W zamian otrzymalibyśmy bardzo wczesne poranki. Latem dzień zaczynałby się już po godzinie 3:00, podczas gdy obecnie najwcześniejszy wschód słońca przypada na 4:11. Po likwidacji zmiany czasu przesunąłby się on na 3:11, a przez aż 93 dni w roku (od 3 maja do 3 sierpnia) słońce wstawałoby przed godziną 4:00.
Scenariusz drugi: pozostanie przy czasie letnim zimą, czyli rozwiązanie proponowane przez polityków PSL-TD
A jak wyglądałaby sytuacja, gdyby zdecydowano się pozostać przy czasie letnim także zimą? Obecnie w Warszawie mamy około 94 dni, w których słońce wschodzi po godzinie 7:00. Po rezygnacji ze zmiany czasu liczba takich dni zwiększyłaby się do około 128. Co więcej, przez aż 84 dni w roku (od 18 listopada do 9 lutego) słońce pojawiałoby się dopiero po godzinie 8:00. Najpóźniejszy wschód przypadłby na 8:43, czyli mniej więcej w czasie, gdy w polskich szkołach rozpoczyna się druga lekcja.
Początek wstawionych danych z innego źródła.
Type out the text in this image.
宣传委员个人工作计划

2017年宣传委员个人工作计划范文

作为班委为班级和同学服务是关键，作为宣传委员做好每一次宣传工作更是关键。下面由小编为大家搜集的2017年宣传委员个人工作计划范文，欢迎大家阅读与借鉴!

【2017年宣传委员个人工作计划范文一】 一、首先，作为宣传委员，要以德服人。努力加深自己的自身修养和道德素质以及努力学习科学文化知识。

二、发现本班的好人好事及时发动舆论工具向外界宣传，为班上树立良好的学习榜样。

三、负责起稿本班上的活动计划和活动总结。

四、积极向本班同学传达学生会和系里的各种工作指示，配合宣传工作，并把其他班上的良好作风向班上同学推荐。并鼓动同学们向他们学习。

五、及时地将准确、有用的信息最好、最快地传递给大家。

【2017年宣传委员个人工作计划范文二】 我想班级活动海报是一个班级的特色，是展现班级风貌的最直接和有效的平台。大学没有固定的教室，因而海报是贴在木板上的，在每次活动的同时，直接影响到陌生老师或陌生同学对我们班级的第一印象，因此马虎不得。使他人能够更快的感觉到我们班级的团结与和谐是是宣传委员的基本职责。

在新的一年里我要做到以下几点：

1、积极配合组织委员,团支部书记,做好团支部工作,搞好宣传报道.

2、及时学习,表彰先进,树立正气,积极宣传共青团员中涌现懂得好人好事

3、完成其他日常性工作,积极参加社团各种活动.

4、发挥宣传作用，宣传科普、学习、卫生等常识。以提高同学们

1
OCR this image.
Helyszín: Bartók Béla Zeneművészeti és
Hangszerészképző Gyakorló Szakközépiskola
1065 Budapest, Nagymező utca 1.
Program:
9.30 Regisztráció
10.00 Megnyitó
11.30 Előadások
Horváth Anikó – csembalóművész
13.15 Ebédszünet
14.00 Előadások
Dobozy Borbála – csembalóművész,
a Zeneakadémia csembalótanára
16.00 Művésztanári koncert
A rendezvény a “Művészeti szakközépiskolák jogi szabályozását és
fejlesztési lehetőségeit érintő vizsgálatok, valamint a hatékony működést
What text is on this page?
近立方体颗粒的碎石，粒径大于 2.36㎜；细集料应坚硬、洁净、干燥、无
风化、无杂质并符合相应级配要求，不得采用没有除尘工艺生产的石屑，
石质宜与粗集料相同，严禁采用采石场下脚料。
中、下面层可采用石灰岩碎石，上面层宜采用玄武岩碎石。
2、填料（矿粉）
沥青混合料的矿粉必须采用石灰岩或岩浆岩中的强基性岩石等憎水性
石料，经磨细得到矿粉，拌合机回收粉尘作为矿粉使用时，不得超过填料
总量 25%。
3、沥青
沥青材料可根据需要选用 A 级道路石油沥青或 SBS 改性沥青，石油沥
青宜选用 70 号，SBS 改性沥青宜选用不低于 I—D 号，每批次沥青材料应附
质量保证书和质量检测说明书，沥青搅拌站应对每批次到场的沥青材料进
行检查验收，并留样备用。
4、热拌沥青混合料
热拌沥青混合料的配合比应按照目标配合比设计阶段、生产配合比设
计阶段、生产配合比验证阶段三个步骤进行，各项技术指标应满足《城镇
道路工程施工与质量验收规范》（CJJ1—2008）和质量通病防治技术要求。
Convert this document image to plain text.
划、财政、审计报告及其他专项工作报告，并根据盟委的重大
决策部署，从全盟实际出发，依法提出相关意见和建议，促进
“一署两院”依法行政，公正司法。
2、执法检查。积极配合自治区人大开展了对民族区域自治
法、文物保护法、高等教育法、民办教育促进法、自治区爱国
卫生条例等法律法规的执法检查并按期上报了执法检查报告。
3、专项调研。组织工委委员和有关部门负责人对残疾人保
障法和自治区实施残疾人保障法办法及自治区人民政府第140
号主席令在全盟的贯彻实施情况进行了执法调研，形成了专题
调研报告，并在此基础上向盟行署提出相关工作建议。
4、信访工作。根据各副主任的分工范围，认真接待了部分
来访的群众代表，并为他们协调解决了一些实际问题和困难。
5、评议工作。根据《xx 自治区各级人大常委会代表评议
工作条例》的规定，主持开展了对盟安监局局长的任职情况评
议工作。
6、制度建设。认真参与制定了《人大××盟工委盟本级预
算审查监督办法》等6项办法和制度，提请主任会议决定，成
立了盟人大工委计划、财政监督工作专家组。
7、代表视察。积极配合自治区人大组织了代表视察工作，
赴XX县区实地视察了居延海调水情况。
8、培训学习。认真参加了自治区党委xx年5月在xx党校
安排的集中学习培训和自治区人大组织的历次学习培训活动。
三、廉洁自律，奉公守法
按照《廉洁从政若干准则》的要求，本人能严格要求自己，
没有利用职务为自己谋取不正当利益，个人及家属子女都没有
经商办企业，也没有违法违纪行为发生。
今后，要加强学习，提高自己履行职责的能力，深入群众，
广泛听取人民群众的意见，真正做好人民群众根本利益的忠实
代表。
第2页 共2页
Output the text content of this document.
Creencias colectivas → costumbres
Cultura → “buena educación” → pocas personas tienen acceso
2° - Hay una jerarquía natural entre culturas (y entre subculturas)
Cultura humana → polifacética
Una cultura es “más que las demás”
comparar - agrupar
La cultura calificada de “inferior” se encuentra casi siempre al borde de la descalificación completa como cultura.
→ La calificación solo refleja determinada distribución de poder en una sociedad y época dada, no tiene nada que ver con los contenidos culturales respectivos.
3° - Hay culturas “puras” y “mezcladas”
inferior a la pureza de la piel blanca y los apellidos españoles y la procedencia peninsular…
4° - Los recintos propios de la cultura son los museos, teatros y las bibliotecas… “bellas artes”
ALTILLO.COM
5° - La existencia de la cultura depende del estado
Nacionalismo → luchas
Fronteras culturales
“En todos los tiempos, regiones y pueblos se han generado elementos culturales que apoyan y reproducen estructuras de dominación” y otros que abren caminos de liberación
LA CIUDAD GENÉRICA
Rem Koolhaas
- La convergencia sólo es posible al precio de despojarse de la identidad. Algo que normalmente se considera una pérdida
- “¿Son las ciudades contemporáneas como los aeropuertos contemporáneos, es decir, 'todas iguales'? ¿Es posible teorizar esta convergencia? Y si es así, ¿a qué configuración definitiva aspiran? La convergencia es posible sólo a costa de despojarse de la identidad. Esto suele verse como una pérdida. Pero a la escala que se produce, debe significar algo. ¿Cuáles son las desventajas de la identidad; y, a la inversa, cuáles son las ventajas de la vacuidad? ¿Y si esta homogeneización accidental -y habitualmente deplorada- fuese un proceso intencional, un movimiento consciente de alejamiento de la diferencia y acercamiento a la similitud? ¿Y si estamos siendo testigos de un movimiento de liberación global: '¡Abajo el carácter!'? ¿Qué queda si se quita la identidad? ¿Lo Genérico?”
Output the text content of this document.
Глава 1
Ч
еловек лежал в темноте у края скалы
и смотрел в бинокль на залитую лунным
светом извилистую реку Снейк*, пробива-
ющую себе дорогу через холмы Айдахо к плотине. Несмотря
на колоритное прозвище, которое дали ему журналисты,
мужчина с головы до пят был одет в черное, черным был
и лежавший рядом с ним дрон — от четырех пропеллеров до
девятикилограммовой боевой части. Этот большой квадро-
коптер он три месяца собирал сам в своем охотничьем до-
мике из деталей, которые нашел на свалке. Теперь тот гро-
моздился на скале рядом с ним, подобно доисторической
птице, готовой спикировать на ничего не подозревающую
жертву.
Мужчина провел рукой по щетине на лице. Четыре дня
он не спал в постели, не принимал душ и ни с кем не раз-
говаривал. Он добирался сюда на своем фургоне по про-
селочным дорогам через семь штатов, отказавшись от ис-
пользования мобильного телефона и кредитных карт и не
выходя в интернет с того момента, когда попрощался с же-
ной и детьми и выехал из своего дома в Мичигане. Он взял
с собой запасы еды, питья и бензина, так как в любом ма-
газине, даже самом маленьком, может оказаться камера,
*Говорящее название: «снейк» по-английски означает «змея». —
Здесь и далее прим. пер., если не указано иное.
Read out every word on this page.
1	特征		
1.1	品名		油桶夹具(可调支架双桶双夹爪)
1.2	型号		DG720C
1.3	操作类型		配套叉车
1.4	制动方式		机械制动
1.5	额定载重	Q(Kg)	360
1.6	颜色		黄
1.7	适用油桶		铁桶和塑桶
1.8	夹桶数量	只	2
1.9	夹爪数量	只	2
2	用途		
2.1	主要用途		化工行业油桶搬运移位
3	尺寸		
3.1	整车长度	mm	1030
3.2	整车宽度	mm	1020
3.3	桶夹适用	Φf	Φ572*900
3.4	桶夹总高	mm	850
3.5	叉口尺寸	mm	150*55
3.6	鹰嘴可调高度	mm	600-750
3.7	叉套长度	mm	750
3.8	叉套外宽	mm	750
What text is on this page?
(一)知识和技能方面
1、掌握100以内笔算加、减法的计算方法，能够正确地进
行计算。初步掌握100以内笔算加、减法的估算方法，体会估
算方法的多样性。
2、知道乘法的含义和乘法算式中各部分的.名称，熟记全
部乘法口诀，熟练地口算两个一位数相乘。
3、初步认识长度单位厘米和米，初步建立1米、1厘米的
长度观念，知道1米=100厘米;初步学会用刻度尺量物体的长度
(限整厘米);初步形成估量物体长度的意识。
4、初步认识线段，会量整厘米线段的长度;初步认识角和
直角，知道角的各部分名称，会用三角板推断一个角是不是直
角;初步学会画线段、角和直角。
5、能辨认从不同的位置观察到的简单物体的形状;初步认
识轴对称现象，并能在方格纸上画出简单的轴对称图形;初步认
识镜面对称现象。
Czas zimowy latem, czas letni zimą, pozostanie przy zmianach czasu dwa razy w roku. Na jakie obszary życia ma to wpływ?
Już w 2018 roku, kiedy to Komisja Europejska prowadziła konsultacje społeczne dotyczące rezygnacji ze zmiany czasu, Główny urząd Miar przygotował wykaz obszarów, w których należy bądź można spodziewać się efektów/skutków stosowania danego czasu w okresie zimowym czy letnim. Wśród nich znalazły się:
Bezpieczeństwo w ruchu drogowym
- ciemne poranki oznaczają gorszą widoczność, co zwiększa ryzyko wypadków i kolizji w godzinach porannego szczytu,
- ciemne wieczory to również pogorszenie warunków widoczności w czasie powrotów do domu, co podnosi ryzyko zdarzeń drogowych.
Drobna przestępczość
- późniejsze zapadanie zmroku ogranicza liczbę kradzieży i włamań do domów jednorodzinnych (najczęściej zdarzają się one przed powrotem domowników lub podczas ich nieobecności nocą),
- mniejszy ruch po zmroku zmniejsza prawdopodobieństwo drobnych kradzieży i rozbojów.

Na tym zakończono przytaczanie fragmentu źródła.